In 1912, a church was constructed in Ernestina. In 1938, a 200-seat theater was completed in the town. The theater has since been abandoned.

In 1925, Edward VIII, at the time prince of the United Kingdom, passed through the town on his way to an estate nearby, with some claiming he stopped to visit the town before continuing to the villa he would stay at. However, whether he actually stopped or spent any significant time in Ernestina is debated.

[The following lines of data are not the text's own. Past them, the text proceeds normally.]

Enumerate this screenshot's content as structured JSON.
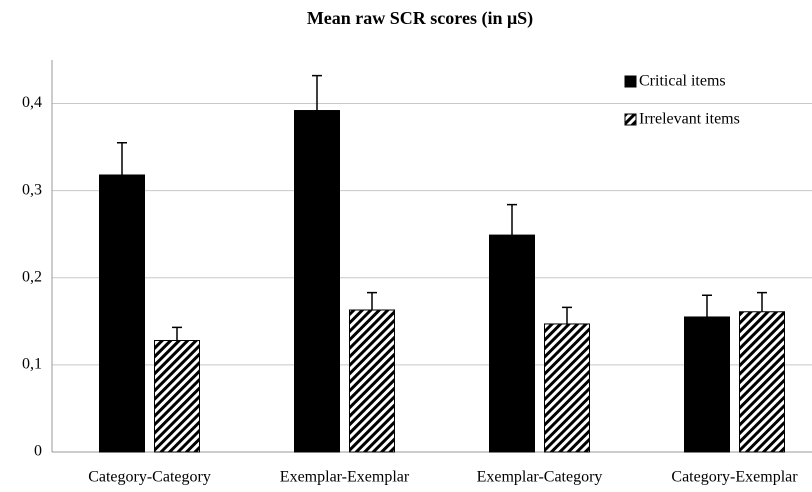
{
  "chart_data": {
    "type": "bar",
    "title": "Mean raw SCR scores (in μS)",
    "categories": [
      "Category-Category",
      "Exemplar-Exemplar",
      "Exemplar-Category",
      "Category-Exemplar"
    ],
    "series": [
      {
        "name": "Critical items",
        "color": "#000000",
        "pattern": "solid",
        "values": [
          0.318,
          0.392,
          0.249,
          0.155
        ],
        "errors": [
          0.037,
          0.04,
          0.035,
          0.025
        ]
      },
      {
        "name": "Irrelevant items",
        "color": "#000000",
        "pattern": "diagonal-stripes",
        "values": [
          0.128,
          0.163,
          0.147,
          0.161
        ],
        "errors": [
          0.015,
          0.02,
          0.019,
          0.022
        ]
      }
    ],
    "ylim": [
      0,
      0.45
    ],
    "yticks": [
      0,
      {
        "value": 0.1,
        "label": "0,1"
      },
      {
        "value": 0.2,
        "label": "0,2"
      },
      {
        "value": 0.3,
        "label": "0,3"
      },
      {
        "value": 0.4,
        "label": "0,4"
      }
    ],
    "grid": true,
    "legend": "top-right"
  }
}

The town peaked in both status and population in the 1920s during the high point of the railroad. Later, Ernestina would begin to be overshadowed economically by the nearby town of Pedernales. Nowadays, the town has largely been described as abandoned, with only a fraction of the town's original population remaining, most having left primarily to larger cities in search of better economic opportunities.

==Economy==
During the town's peak, it was a center for the theater and tailoring industries. In more recent years, following Ernestina's decline, the economy of the town has mostly been centered around tourism.

==Population==
At its peak, Ernestina had a population of around 1,800 residents, a number which fell sharply after the end of rail service. According to INDEC, which collects population data for the country, the town had a population of 222 people as of the 2001 census, representing a nearly 90% decline from its original peak.